In a sort of “Back to the Future” way, our current president, Dr. Sonya Christian, is following Grace Van Dyke Bird’s example of leadership and has been met with the same warmth and enthusiasm at Bakersfield College and many, many people in the community because of her style of leadership.
Grace Van Dyke Bird wrote in her credo, titled “The Basic Purposes of Administration in Education” (available from the BC Archives), about the administrator’s job of creating the best learning environment by building and showing trust in the people she leads. President Dr. Sonya Christian is the “Back to the Future” embodiment of Grace Van Dyke Bird’s credo for the 21st century.
Twenty-first century leaders encourage future leaders by empowering them to make decisions and take responsibility for smaller scale tasks in order to gain experience needed for the larger scale tasks in the future.
This encouragement comes with trusting in the abilities of the people under their supervision, giving them space (“delegation of authority”) to experiment and innovate. Innovation cannot be planned. Innovation happens when people feel valued and trusted to use their skills and creativity to improve the organization of which they are a part.
If people feel disposable and mistrusted, they will either leave the organization or hunker down and cease innovating to maintain the status quo—in either case, the organization suffers and declines.

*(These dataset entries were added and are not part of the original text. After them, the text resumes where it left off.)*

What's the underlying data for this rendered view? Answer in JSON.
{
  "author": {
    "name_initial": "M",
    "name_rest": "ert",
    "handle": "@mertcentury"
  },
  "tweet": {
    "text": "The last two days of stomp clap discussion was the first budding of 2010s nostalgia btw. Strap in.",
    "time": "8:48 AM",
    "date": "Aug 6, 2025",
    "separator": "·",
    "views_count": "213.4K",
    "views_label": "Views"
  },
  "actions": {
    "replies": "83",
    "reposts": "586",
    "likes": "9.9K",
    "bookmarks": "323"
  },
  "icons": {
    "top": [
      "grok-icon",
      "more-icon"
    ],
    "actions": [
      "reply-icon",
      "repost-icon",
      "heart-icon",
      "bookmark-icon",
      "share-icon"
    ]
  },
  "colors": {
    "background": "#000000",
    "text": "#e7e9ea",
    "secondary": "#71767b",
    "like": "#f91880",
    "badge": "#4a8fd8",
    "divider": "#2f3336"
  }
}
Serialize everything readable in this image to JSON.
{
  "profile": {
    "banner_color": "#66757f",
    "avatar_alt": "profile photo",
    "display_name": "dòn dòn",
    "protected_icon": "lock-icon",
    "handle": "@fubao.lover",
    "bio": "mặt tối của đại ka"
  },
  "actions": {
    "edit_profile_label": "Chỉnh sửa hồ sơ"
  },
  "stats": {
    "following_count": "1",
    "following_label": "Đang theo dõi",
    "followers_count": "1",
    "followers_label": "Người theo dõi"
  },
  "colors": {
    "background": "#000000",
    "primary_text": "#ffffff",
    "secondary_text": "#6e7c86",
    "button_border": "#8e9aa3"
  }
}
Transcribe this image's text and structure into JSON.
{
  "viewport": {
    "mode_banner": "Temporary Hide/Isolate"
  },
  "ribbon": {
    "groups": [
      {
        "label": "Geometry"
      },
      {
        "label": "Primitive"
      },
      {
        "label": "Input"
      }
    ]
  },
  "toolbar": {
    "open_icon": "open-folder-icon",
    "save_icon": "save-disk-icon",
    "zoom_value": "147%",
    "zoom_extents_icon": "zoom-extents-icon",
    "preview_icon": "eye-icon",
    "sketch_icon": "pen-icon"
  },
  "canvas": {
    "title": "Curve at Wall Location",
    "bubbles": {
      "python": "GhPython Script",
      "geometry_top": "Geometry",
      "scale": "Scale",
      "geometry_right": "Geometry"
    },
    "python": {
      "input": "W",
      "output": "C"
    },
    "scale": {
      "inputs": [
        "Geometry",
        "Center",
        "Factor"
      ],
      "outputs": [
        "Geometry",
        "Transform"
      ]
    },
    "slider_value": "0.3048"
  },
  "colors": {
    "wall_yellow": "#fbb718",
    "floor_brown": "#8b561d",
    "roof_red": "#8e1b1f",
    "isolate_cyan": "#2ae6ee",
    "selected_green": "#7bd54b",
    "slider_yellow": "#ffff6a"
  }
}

The problems KCCD faces in the 21st century are sufficiently complex enough that the collaboration of many creative people is required to solve them. President Christian has created a fertile environment for innovation in student success at Bakersfield College by modeling open and free communication; sharing information and expecting open discussions, not hoarding information and controlling discussion flow in an outdated 20th-century mode of management.
Because we remember the example of Grace Van Dyke Bird, Bakersfield College wants to ensure President Christian is given the ability to nurture the innovative environment she created for many years to come with the assurance from the Board of Trustees through an equitable, multi-year renewable contract comparable to the other two college presidents.
A 21st century leader taps into the talents of people. A 21st century leader builds trust by trusting in the people she leads. President Christian is the 21st century leader that Bakersfield College needs and wants to keep.
Nick Strobel is an astronomy professor at Bakersfield College and William M. Thomas Planetarium director.